= United States Preventive Services Task Force =

US government medical review and recommendation panel

The United States Preventive Services Task Force (USPSTF) is "an independent group of national experts in prevention and evidence-based medicine that works to improve the health of all Americans by making evidence-based recommendations about clinical preventive services". The task force, a sixteen-member volunteer panel of primary care clinicians with methodology experience "including internal medicine, family medicine, pediatrics, behavioral health, obstetrics/gynecology, and nursing". Members typically serve for four-year terms and their recommendations were published in the Annals of Internal Medicine at one time, but now appear in JAMA. Members are appointed by the U.S. Department of Health and Human Services.

==Intent==
The USPSTF evaluates scientific evidence regarding medical screenings, counseling, and preventive medications to make recommendations that inform medical care. Endorsements by the task force typically guide services covered by insurance.

==Methods==
The methods of evidence synthesis used by the Task Force have been described in detail. In 2007, their methods were revised.

=== No weight given to cost-effectiveness ===
The USPSTF explicitly does not consider cost as a factor in its recommendations, and it does not perform cost-effectiveness analyses. American health insurance groups are required to cover, at no charge to the patient, any service that the USPSTF recommends, regardless of how much it costs or how small the benefit is.

===Grade definitions===
The task force assigns the letter grades A, B, C, D, or I to each of its recommendations, and includes "suggestions for practice" for each grade. The Task Force also defined levels of certainty regarding net benefit.

| Grade | Result | Meaning |
|---|---|---|
| Grade A | Recommended | There is high certainty that the net benefit is substantial. |
| Grade B | Recommended | There is high certainty that the net benefit is moderate or there is moderate certainty that the net benefit is moderate to substantial. |
| Grade C | No recommendation | Clinicians may provide the service to selected patients depending on individual circumstances. However, for most individuals without signs or symptoms there is likely to be only a small benefit. |
| Grade D | Recommended against | The Task Force recommends against this service. There is moderate or high certainty that the service has no net benefit or that the harms outweigh the benefits. |
| I statement | Insufficient evidence | The current evidence is insufficient to assess the balance of benefits and harms. |

Levels of certainty vary from high to low according to the evidence.

- High: Consistent results from well-designed studies in representative populations that assess the effect of the service on health outcomes.
- Moderate: The evidence is sufficient to determine the effects of the service, but confidence is limited. The conclusion might change as more information becomes available.
- Low: The evidence is insufficient to assess effects on health outcome.

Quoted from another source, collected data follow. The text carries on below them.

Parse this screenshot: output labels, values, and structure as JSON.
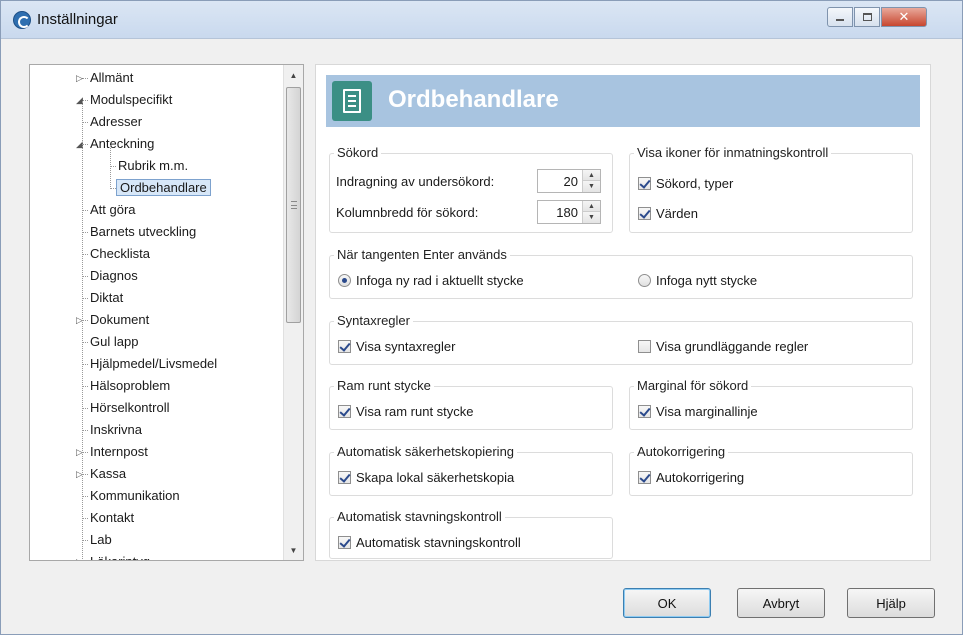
{
  "window": {
    "title": "Inställningar"
  },
  "tree": {
    "items": [
      {
        "label": "Allmänt",
        "expander": "▷"
      },
      {
        "label": "Modulspecifikt",
        "expander": "◢"
      },
      {
        "label": "Adresser"
      },
      {
        "label": "Anteckning",
        "expander": "◢"
      },
      {
        "label": "Rubrik m.m."
      },
      {
        "label": "Ordbehandlare",
        "selected": true
      },
      {
        "label": "Att göra"
      },
      {
        "label": "Barnets utveckling"
      },
      {
        "label": "Checklista"
      },
      {
        "label": "Diagnos"
      },
      {
        "label": "Diktat"
      },
      {
        "label": "Dokument",
        "expander": "▷"
      },
      {
        "label": "Gul lapp"
      },
      {
        "label": "Hjälpmedel/Livsmedel"
      },
      {
        "label": "Hälsoproblem"
      },
      {
        "label": "Hörselkontroll"
      },
      {
        "label": "Inskrivna"
      },
      {
        "label": "Internpost",
        "expander": "▷"
      },
      {
        "label": "Kassa",
        "expander": "▷"
      },
      {
        "label": "Kommunikation"
      },
      {
        "label": "Kontakt"
      },
      {
        "label": "Lab"
      },
      {
        "label": "Läkarintyg",
        "expander": "▷"
      }
    ]
  },
  "header": {
    "title": "Ordbehandlare",
    "icon": "document-icon",
    "color": "#a8c4e0",
    "icon_color": "#3b8f85"
  },
  "sokord": {
    "label": "Sökord",
    "indent_label": "Indragning av undersökord:",
    "indent_value": "20",
    "column_label": "Kolumnbredd för sökord:",
    "column_value": "180"
  },
  "visa_ikoner": {
    "label": "Visa ikoner för inmatningskontroll",
    "opt1": "Sökord, typer",
    "opt1_checked": true,
    "opt2": "Värden",
    "opt2_checked": true
  },
  "enter": {
    "label": "När tangenten Enter används",
    "opt1": "Infoga ny rad i aktuellt stycke",
    "opt1_selected": true,
    "opt2": "Infoga nytt stycke",
    "opt2_selected": false
  },
  "syntax": {
    "label": "Syntaxregler",
    "opt1": "Visa syntaxregler",
    "opt1_checked": true,
    "opt2": "Visa grundläggande regler",
    "opt2_checked": false
  },
  "ram": {
    "label": "Ram runt stycke",
    "opt1": "Visa ram runt stycke",
    "opt1_checked": true
  },
  "marginal": {
    "label": "Marginal för sökord",
    "opt1": "Visa marginallinje",
    "opt1_checked": true
  },
  "backup": {
    "label": "Automatisk säkerhetskopiering",
    "opt1": "Skapa lokal säkerhetskopia",
    "opt1_checked": true
  },
  "autokorr": {
    "label": "Autokorrigering",
    "opt1": "Autokorrigering",
    "opt1_checked": true
  },
  "stavning": {
    "label": "Automatisk stavningskontroll",
    "opt1": "Automatisk stavningskontroll",
    "opt1_checked": true
  },
  "buttons": {
    "ok": "OK",
    "cancel": "Avbryt",
    "help": "Hjälp"
  }
}
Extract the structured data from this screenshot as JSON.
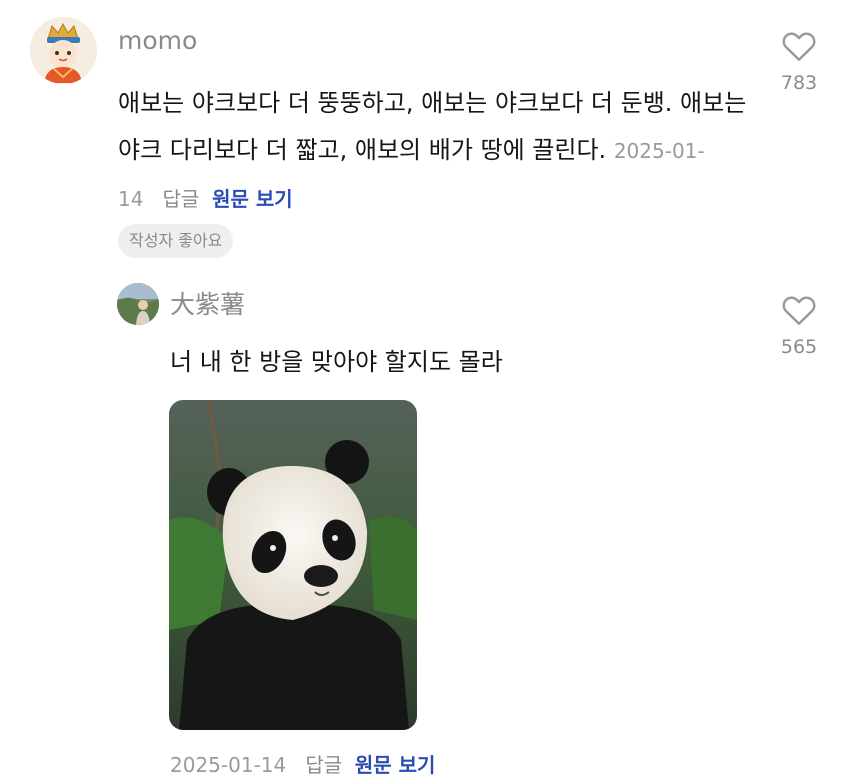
{
  "comment": {
    "username": "momo",
    "text": "애보는 야크보다 더 뚱뚱하고, 애보는 야크보다 더 둔뱅. 애보는 야크 다리보다 더 짧고, 애보의 배가 땅에 끌린다.",
    "date": "2025-01-14",
    "reply_label": "답글",
    "original_label": "원문 보기",
    "author_liked_label": "작성자 좋아요",
    "like_count": "783",
    "like_icon": "heart-outline-icon"
  },
  "reply": {
    "username": "大紫薯",
    "text": "너 내 한 방을 맞아야 할지도 몰라",
    "date": "2025-01-14",
    "reply_label": "답글",
    "original_label": "원문 보기",
    "like_count": "565",
    "like_icon": "heart-outline-icon"
  },
  "colors": {
    "muted": "#8a8a8a",
    "link": "#2b4cb3",
    "text": "#161616"
  }
}
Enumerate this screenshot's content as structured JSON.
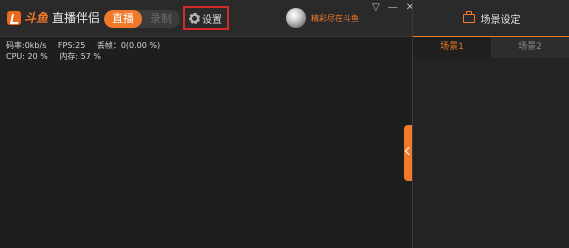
{
  "header": {
    "logo_text": "斗鱼",
    "app_name": "直播伴侣",
    "mode_live": "直播",
    "mode_record": "录制",
    "settings_label": "设置",
    "user_name": "精彩尽在斗鱼"
  },
  "window_controls": {
    "dropdown": "▽",
    "minimize": "—",
    "close": "✕"
  },
  "stats": {
    "bitrate": "码率:0kb/s",
    "fps": "FPS:25",
    "dropped": "丢帧：0(0.00 %)",
    "cpu": "CPU: 20 %",
    "memory": "内存: 57 %"
  },
  "scene_panel": {
    "title": "场景设定",
    "tabs": [
      {
        "label": "场景1",
        "active": true
      },
      {
        "label": "场景2",
        "active": false
      }
    ]
  },
  "colors": {
    "accent": "#f07a2a",
    "highlight_border": "#d42a2a",
    "background": "#1e1e1e"
  },
  "icons": {
    "settings": "gear-icon",
    "scene": "scene-icon",
    "collapse": "chevron-left-icon"
  }
}
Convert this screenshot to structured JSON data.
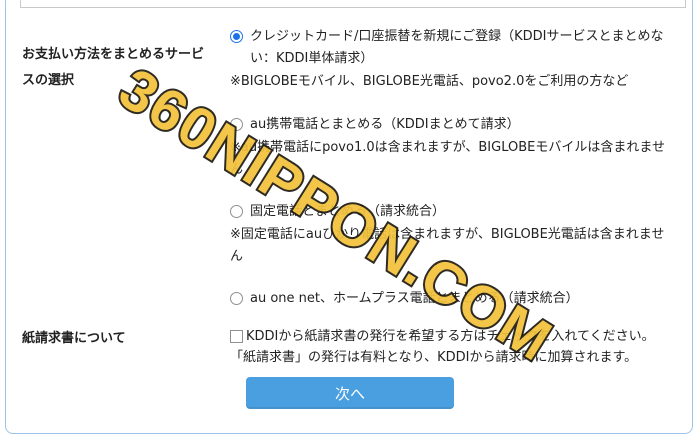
{
  "payment": {
    "label": "お支払い方法をまとめるサービスの選択",
    "options": [
      {
        "label": "クレジットカード/口座振替を新規にご登録（KDDIサービスとまとめない：KDDI単体請求）",
        "note": "※BIGLOBEモバイル、BIGLOBE光電話、povo2.0をご利用の方など",
        "selected": true
      },
      {
        "label": "au携帯電話とまとめる（KDDIまとめて請求）",
        "note": "※au携帯電話にpovo1.0は含まれますが、BIGLOBEモバイルは含まれません",
        "selected": false
      },
      {
        "label": "固定電話とまとめる（請求統合）",
        "note": "※固定電話にauひかり電話は含まれますが、BIGLOBE光電話は含まれません",
        "selected": false
      },
      {
        "label": "au one net、ホームプラス電話とまとめる（請求統合）",
        "note": "",
        "selected": false
      }
    ]
  },
  "paper_invoice": {
    "label": "紙請求書について",
    "checkbox_label": "KDDIから紙請求書の発行を希望する方はチェックを入れてください。",
    "note": "「紙請求書」の発行は有料となり、KDDIから請求時に加算されます。",
    "checked": false
  },
  "next_button": {
    "label": "次へ"
  },
  "watermark": {
    "text": "360NIPPON.COM"
  },
  "colors": {
    "accent": "#1a73e8",
    "button": "#4a9fe0",
    "frame_border": "#9dc3e8",
    "watermark_fill": "#f2c23a",
    "watermark_stroke": "#1e1a10"
  }
}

== Recommended prevention ==
The USPSTF has evaluated many interventions for prevention and found several have an expected net benefit in the general population.
- Aspirin in men 45 to 79 and women 55 to 79 for cardiovascular disease
- Colon cancer screening by colonoscopy, occult blood testing, or sigmoidoscopy in adults 45 to 75.
- Low-dose CT scans for adults 55 to 80 at increased risk of lung cancer
- Osteoporosis screening via bone dual-energy X-ray absorptiometry (DEXA) in women over 65

==Breast cancer screening==
The USPSTF has changed its breast cancer screening recommendations over the years, including at what age women should begin routine screening. In 2009, the task force recommended women at average risk for developing breast cancer should be screened with mammograms every two years beginning at age 50. Previously, they had recommended beginning screening at age 40. The recommendation to begin screening at an older age received significant attention, including proposed congressional intervention. The 2016 recommendations maintained 50 as the age when routine screening should begin.

In April 2024, The USPSTF lowered the recommended age to begin breast cancer screening. Citing rising rates of breast cancer diagnosis and substantially higher rates among Black women in the United States, the task force recommends screening mammograms every two years beginning at age 40. This recommendation applies to all cisgender women and all other people assigned female at birth who are at average risk for breast cancer.

==Prostate cancer screening==

In the current recommendation published in 2018, the Task Force recommended that prostate-specific antigen (PSA)-based screening for prostate cancer screenings be an individual decision for men between the ages of 55 and 69. In 2018 the Task Force gave PCa screening a C recommendation.

A final statement published in 2018 recommends basing the decision to screen on shared decision making in those 55 to 69 years old. It continues to recommend against screening in those 70 and older. Former U.S. President Joe Biden, last had a PSA test at age 71 and later found to have advanced metastatic prostate cancer at age 82, provoking controversy about the USPSTF PSA testing recommendations.

==History==
The initial USPSTF was created in 1984 as a 5-year appointment to "develop recommendations for primary care clinicians on the appropriate content of periodic health examinations" and was modelled on the Canadian Task Force on Preventive Health Care, established in 1976. This initial 5-year project concluded in 1989 with the release of their report, the Guide to Clinical Preventive Services. In July 1990, the Department of Health and Human Services reconstituted the Task Force to continue and update these scientific assessments of preventive services.